All the folks with views to impart locate themselves strategically to take full advantage of a captive audience – the throng congregating to wait for the “walk” signs at the main Shibuya intersection. This intersection, where 5 major roads meet, is purported to be the largest in the world in terms of vehicular and pedestrian traffic. To get people from one side to another, an “exclusive pedestrian phase” is used. This system is called a scramble or a Barnes Dance (after a guy named Barnes who first used it) because all traffic stops and people can cross in any direction – even diagonally – at once (see photo). The Japanese like the pedestrian scramble, which is used at more than 300 intersections across the country. I like it, too – it’s liberating to walk however you want through the middle of the world’s busiest intersection.
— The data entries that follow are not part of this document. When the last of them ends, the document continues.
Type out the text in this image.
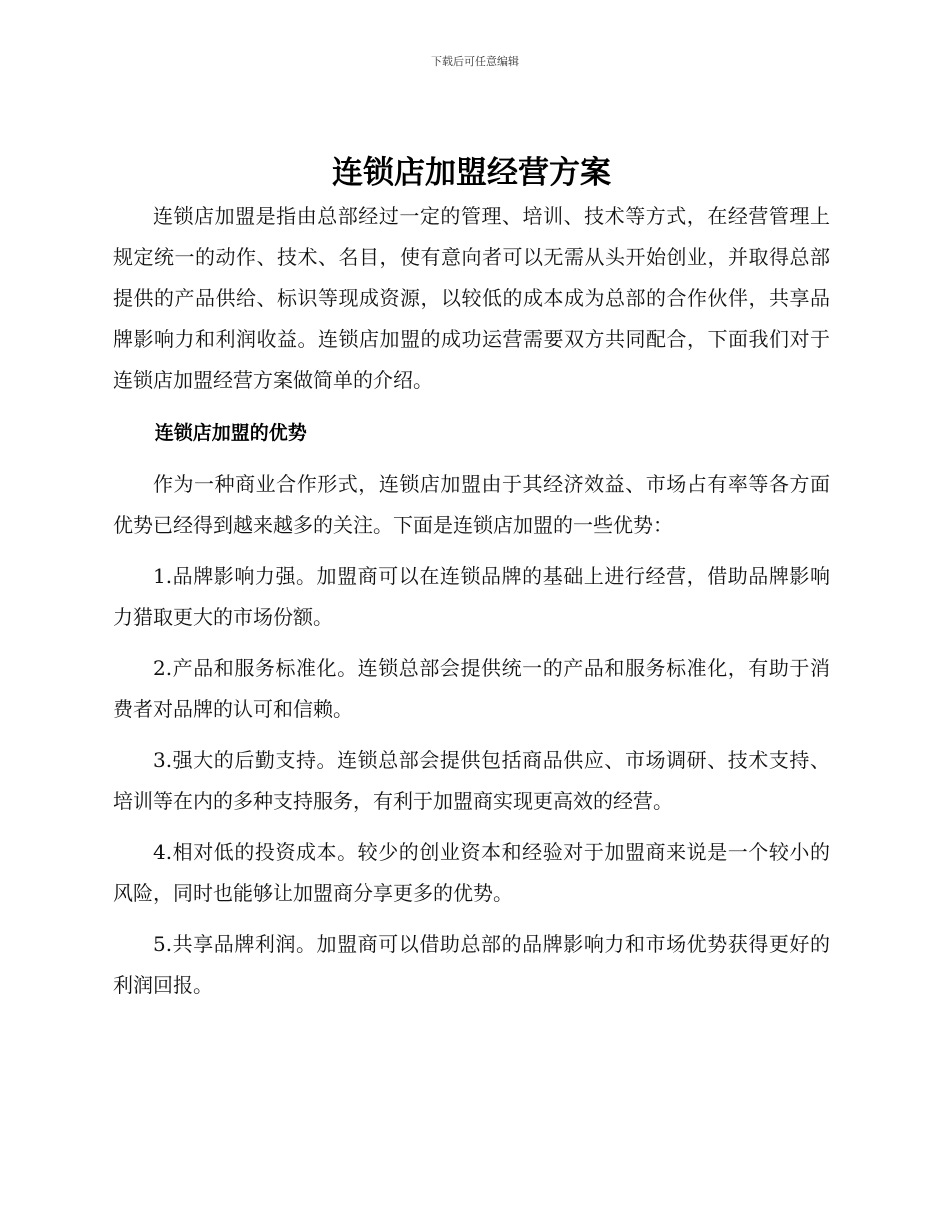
下载后可任意编辑
连锁店加盟经营方案

连锁店加盟是指由总部经过一定的管理、培训、技术等方式，在经营管理上规定统一的动作、技术、名目，使有意向者可以无需从头开始创业，并取得总部提供的产品供给、标识等现成资源，以较低的成本成为总部的合作伙伴，共享品牌影响力和利润收益。连锁店加盟的成功运营需要双方共同配合，下面我们对于连锁店加盟经营方案做简单的介绍。

连锁店加盟的优势

作为一种商业合作形式，连锁店加盟由于其经济效益、市场占有率等各方面优势已经得到越来越多的关注。下面是连锁店加盟的一些优势：

1.品牌影响力强。加盟商可以在连锁品牌的基础上进行经营，借助品牌影响力猎取更大的市场份额。

2.产品和服务标准化。连锁总部会提供统一的产品和服务标准化，有助于消费者对品牌的认可和信赖。

3.强大的后勤支持。连锁总部会提供包括商品供应、市场调研、技术支持、培训等在内的多种支持服务，有利于加盟商实现更高效的经营。

4.相对低的投资成本。较少的创业资本和经验对于加盟商来说是一个较小的风险，同时也能够让加盟商分享更多的优势。

5.共享品牌利润。加盟商可以借助总部的品牌影响力和市场优势获得更好的利润回报。
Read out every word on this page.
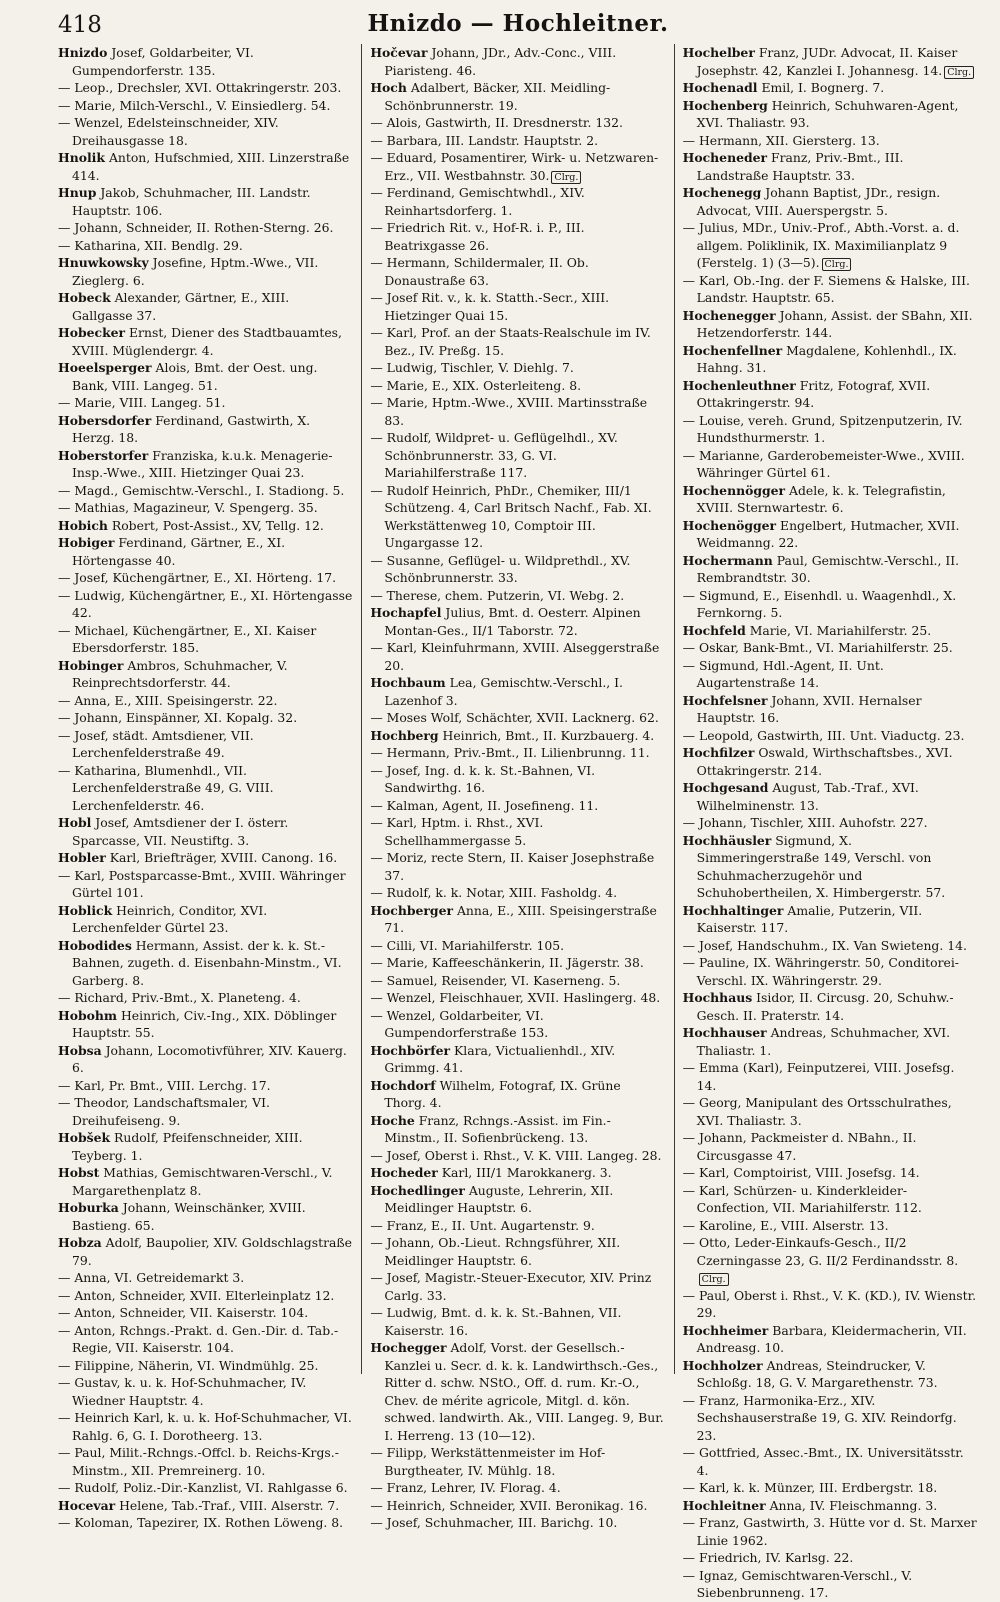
418	Hnizdo — Hochleitner.

Hnizdo Josef, Goldarbeiter, VI. Gumpendorferstr. 135.

— Leop., Drechsler, XVI. Ottakringerstr. 203.

— Marie, Milch-Verschl., V. Einsiedlerg. 54.

— Wenzel, Edelsteinschneider, XIV. Dreihausgasse 18.

Hnolik Anton, Hufschmied, XIII. Linzerstraße 414.

Hnup Jakob, Schuhmacher, III. Landstr. Hauptstr. 106.

— Johann, Schneider, II. Rothen-Sterng. 26.

— Katharina, XII. Bendlg. 29.

Hnuwkowsky Josefine, Hptm.-Wwe., VII. Zieglerg. 6.

Hobeck Alexander, Gärtner, E., XIII. Gallgasse 37.

Hobecker Ernst, Diener des Stadtbauamtes, XVIII. Müglendergr. 4.

Hoeelsperger Alois, Bmt. der Oest. ung. Bank, VIII. Langeg. 51.

— Marie, VIII. Langeg. 51.

Hobersdorfer Ferdinand, Gastwirth, X. Herzg. 18.

Hoberstorfer Franziska, k.u.k. Menagerie-Insp.-Wwe., XIII. Hietzinger Quai 23.

— Magd., Gemischtw.-Verschl., I. Stadiong. 5.

— Mathias, Magazineur, V. Spengerg. 35.

Hobich Robert, Post-Assist., XV, Tellg. 12.

Hobiger Ferdinand, Gärtner, E., XI. Hörtengasse 40.

— Josef, Küchengärtner, E., XI. Hörteng. 17.

— Ludwig, Küchengärtner, E., XI. Hörtengasse 42.

— Michael, Küchengärtner, E., XI. Kaiser Ebersdorferstr. 185.

Hobinger Ambros, Schuhmacher, V. Reinprechtsdorferstr. 44.

— Anna, E., XIII. Speisingerstr. 22.

— Johann, Einspänner, XI. Kopalg. 32.

— Josef, städt. Amtsdiener, VII. Lerchenfelderstraße 49.

— Katharina, Blumenhdl., VII. Lerchenfelderstraße 49, G. VIII. Lerchenfelderstr. 46.

Hobl Josef, Amtsdiener der I. österr. Sparcasse, VII. Neustiftg. 3.

Hobler Karl, Briefträger, XVIII. Canong. 16.

— Karl, Postsparcasse-Bmt., XVIII. Währinger Gürtel 101.

Hoblick Heinrich, Conditor, XVI. Lerchenfelder Gürtel 23.

Hobodides Hermann, Assist. der k. k. St.-Bahnen, zugeth. d. Eisenbahn-Minstm., VI. Garberg. 8.

— Richard, Priv.-Bmt., X. Planeteng. 4.

Hobohm Heinrich, Civ.-Ing., XIX. Döblinger Hauptstr. 55.

Hobsa Johann, Locomotivführer, XIV. Kauerg. 6.

— Karl, Pr. Bmt., VIII. Lerchg. 17.

— Theodor, Landschaftsmaler, VI. Dreihufeiseng. 9.

Hobšek Rudolf, Pfeifenschneider, XIII. Teyberg. 1.

Hobst Mathias, Gemischtwaren-Verschl., V. Margarethenplatz 8.

Hoburka Johann, Weinschänker, XVIII. Bastieng. 65.

Hobza Adolf, Baupolier, XIV. Goldschlagstraße 79.

— Anna, VI. Getreidemarkt 3.

— Anton, Schneider, XVII. Elterleinplatz 12.

— Anton, Schneider, VII. Kaiserstr. 104.

— Anton, Rchngs.-Prakt. d. Gen.-Dir. d. Tab.-Regie, VII. Kaiserstr. 104.

— Filippine, Näherin, VI. Windmühlg. 25.

— Gustav, k. u. k. Hof-Schuhmacher, IV. Wiedner Hauptstr. 4.

— Heinrich Karl, k. u. k. Hof-Schuhmacher, VI. Rahlg. 6, G. I. Dorotheerg. 13.

— Paul, Milit.-Rchngs.-Offcl. b. Reichs-Krgs.-Minstm., XII. Premreinerg. 10.

— Rudolf, Poliz.-Dir.-Kanzlist, VI. Rahlgasse 6.

Hocevar Helene, Tab.-Traf., VIII. Alserstr. 7.

— Koloman, Tapezirer, IX. Rothen Löweng. 8.

Hočevar Johann, JDr., Adv.-Conc., VIII. Piaristeng. 46.

Hoch Adalbert, Bäcker, XII. Meidling-Schönbrunnerstr. 19.

— Alois, Gastwirth, II. Dresdnerstr. 132.

— Barbara, III. Landstr. Hauptstr. 2.

— Eduard, Posamentirer, Wirk- u. Netzwaren-Erz., VII. Westbahnstr. 30. Clrg.

— Ferdinand, Gemischtwhdl., XIV. Reinhartsdorferg. 1.

— Friedrich Rit. v., Hof-R. i. P., III. Beatrixgasse 26.

— Hermann, Schildermaler, II. Ob. Donaustraße 63.

— Josef Rit. v., k. k. Statth.-Secr., XIII. Hietzinger Quai 15.

— Karl, Prof. an der Staats-Realschule im IV. Bez., IV. Preßg. 15.

— Ludwig, Tischler, V. Diehlg. 7.

— Marie, E., XIX. Osterleiteng. 8.

— Marie, Hptm.-Wwe., XVIII. Martinsstraße 83.

— Rudolf, Wildpret- u. Geflügelhdl., XV. Schönbrunnerstr. 33, G. VI. Mariahilferstraße 117.

— Rudolf Heinrich, PhDr., Chemiker, III/1 Schützeng. 4, Carl Britsch Nachf., Fab. XI. Werkstättenweg 10, Comptoir III. Ungargasse 12.

— Susanne, Geflügel- u. Wildprethdl., XV. Schönbrunnerstr. 33.

— Therese, chem. Putzerin, VI. Webg. 2.

Hochapfel Julius, Bmt. d. Oesterr. Alpinen Montan-Ges., II/1 Taborstr. 72.

— Karl, Kleinfuhrmann, XVIII. Alseggerstraße 20.

Hochbaum Lea, Gemischtw.-Verschl., I. Lazenhof 3.

— Moses Wolf, Schächter, XVII. Lacknerg. 62.

Hochberg Heinrich, Bmt., II. Kurzbauerg. 4.

— Hermann, Priv.-Bmt., II. Lilienbrunng. 11.

— Josef, Ing. d. k. k. St.-Bahnen, VI. Sandwirthg. 16.

— Kalman, Agent, II. Josefineng. 11.

— Karl, Hptm. i. Rhst., XVI. Schellhammergasse 5.

— Moriz, recte Stern, II. Kaiser Josephstraße 37.

— Rudolf, k. k. Notar, XIII. Fasholdg. 4.

Hochberger Anna, E., XIII. Speisingerstraße 71.

— Cilli, VI. Mariahilferstr. 105.

— Marie, Kaffeeschänkerin, II. Jägerstr. 38.

— Samuel, Reisender, VI. Kaserneng. 5.

— Wenzel, Fleischhauer, XVII. Haslingerg. 48.

— Wenzel, Goldarbeiter, VI. Gumpendorferstraße 153.

Hochbörfer Klara, Victualienhdl., XIV. Grimmg. 41.

Hochdorf Wilhelm, Fotograf, IX. Grüne Thorg. 4.

Hoche Franz, Rchngs.-Assist. im Fin.-Minstm., II. Sofienbrückeng. 13.

— Josef, Oberst i. Rhst., V. K. VIII. Langeg. 28.

Hocheder Karl, III/1 Marokkanerg. 3.

Hochedlinger Auguste, Lehrerin, XII. Meidlinger Hauptstr. 6.

— Franz, E., II. Unt. Augartenstr. 9.

— Johann, Ob.-Lieut. Rchngsführer, XII. Meidlinger Hauptstr. 6.

— Josef, Magistr.-Steuer-Executor, XIV. Prinz Carlg. 33.

— Ludwig, Bmt. d. k. k. St.-Bahnen, VII. Kaiserstr. 16.

Hochegger Adolf, Vorst. der Gesellsch.-Kanzlei u. Secr. d. k. k. Landwirthsch.-Ges., Ritter d. schw. NStO., Off. d. rum. Kr.-O., Chev. de mérite agricole, Mitgl. d. kön. schwed. landwirth. Ak., VIII. Langeg. 9, Bur. I. Herreng. 13 (10—12).

— Filipp, Werkstättenmeister im Hof-Burgtheater, IV. Mühlg. 18.

— Franz, Lehrer, IV. Florag. 4.

— Heinrich, Schneider, XVII. Beronikag. 16.

— Josef, Schuhmacher, III. Barichg. 10.

Hochelber Franz, JUDr. Advocat, II. Kaiser Josephstr. 42, Kanzlei I. Johannesg. 14. Clrg.

Hochenadl Emil, I. Bognerg. 7.

Hochenberg Heinrich, Schuhwaren-Agent, XVI. Thaliastr. 93.

— Hermann, XII. Giersterg. 13.

Hocheneder Franz, Priv.-Bmt., III. Landstraße Hauptstr. 33.

Hochenegg Johann Baptist, JDr., resign. Advocat, VIII. Auerspergstr. 5.

— Julius, MDr., Univ.-Prof., Abth.-Vorst. a. d. allgem. Poliklinik, IX. Maximilianplatz 9 (Ferstelg. 1) (3—5). Clrg.

— Karl, Ob.-Ing. der F. Siemens & Halske, III. Landstr. Hauptstr. 65.

Hochenegger Johann, Assist. der SBahn, XII. Hetzendorferstr. 144.

Hochenfellner Magdalene, Kohlenhdl., IX. Hahng. 31.

Hochenleuthner Fritz, Fotograf, XVII. Ottakringerstr. 94.

— Louise, vereh. Grund, Spitzenputzerin, IV. Hundsthurmerstr. 1.

— Marianne, Garderobemeister-Wwe., XVIII. Währinger Gürtel 61.

Hochennögger Adele, k. k. Telegrafistin, XVIII. Sternwartestr. 6.

Hochenögger Engelbert, Hutmacher, XVII. Weidmanng. 22.

Hochermann Paul, Gemischtw.-Verschl., II. Rembrandtstr. 30.

— Sigmund, E., Eisenhdl. u. Waagenhdl., X. Fernkorng. 5.

Hochfeld Marie, VI. Mariahilferstr. 25.

— Oskar, Bank-Bmt., VI. Mariahilferstr. 25.

— Sigmund, Hdl.-Agent, II. Unt. Augartenstraße 14.

Hochfelsner Johann, XVII. Hernalser Hauptstr. 16.

— Leopold, Gastwirth, III. Unt. Viaductg. 23.

Hochfilzer Oswald, Wirthschaftsbes., XVI. Ottakringerstr. 214.

Hochgesand August, Tab.-Traf., XVI. Wilhelminenstr. 13.

— Johann, Tischler, XIII. Auhofstr. 227.

Hochhäusler Sigmund, X. Simmeringerstraße 149, Verschl. von Schuhmacherzugehör und Schuhobertheilen, X. Himbergerstr. 57.

Hochhaltinger Amalie, Putzerin, VII. Kaiserstr. 117.

— Josef, Handschuhm., IX. Van Swieteng. 14.

— Pauline, IX. Währingerstr. 50, Conditorei-Verschl. IX. Währingerstr. 29.

Hochhaus Isidor, II. Circusg. 20, Schuhw.-Gesch. II. Praterstr. 14.

Hochhauser Andreas, Schuhmacher, XVI. Thaliastr. 1.

— Emma (Karl), Feinputzerei, VIII. Josefsg. 14.

— Georg, Manipulant des Ortsschulrathes, XVI. Thaliastr. 3.

— Johann, Packmeister d. NBahn., II. Circusgasse 47.

— Karl, Comptoirist, VIII. Josefsg. 14.

— Karl, Schürzen- u. Kinderkleider-Confection, VII. Mariahilferstr. 112.

— Karoline, E., VIII. Alserstr. 13.

— Otto, Leder-Einkaufs-Gesch., II/2 Czerningasse 23, G. II/2 Ferdinandsstr. 8.Clrg.

— Paul, Oberst i. Rhst., V. K. (KD.), IV. Wienstr. 29.

Hochheimer Barbara, Kleidermacherin, VII. Andreasg. 10.

Hochholzer Andreas, Steindrucker, V. Schloßg. 18, G. V. Margarethenstr. 73.

— Franz, Harmonika-Erz., XIV. Sechshauserstraße 19, G. XIV. Reindorfg. 23.

— Gottfried, Assec.-Bmt., IX. Universitätsstr. 4.

— Karl, k. k. Münzer, III. Erdbergstr. 18.

Hochleitner Anna, IV. Fleischmanng. 3.

— Franz, Gastwirth, 3. Hütte vor d. St. Marxer Linie 1962.

— Friedrich, IV. Karlsg. 22.

— Ignaz, Gemischtwaren-Verschl., V. Siebenbrunneng. 17.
Experience has taught me how to negotiate Shibuya’s seriously crowded sidewalks, deftly passing dawdlers while avoiding collisions with oncomers. I’ve also learned that the sound of a bell means any sudden moves would be best avoided because a bicyclist (also on the sidewalk) is approaching from somewhere outside my field of vision. I’ve come to appreciate being in a place where crossing the street makes you feel like you’re at the center of the universe – part of a mass movement (literally) dedicated to shopping and dining. How could that not be fun?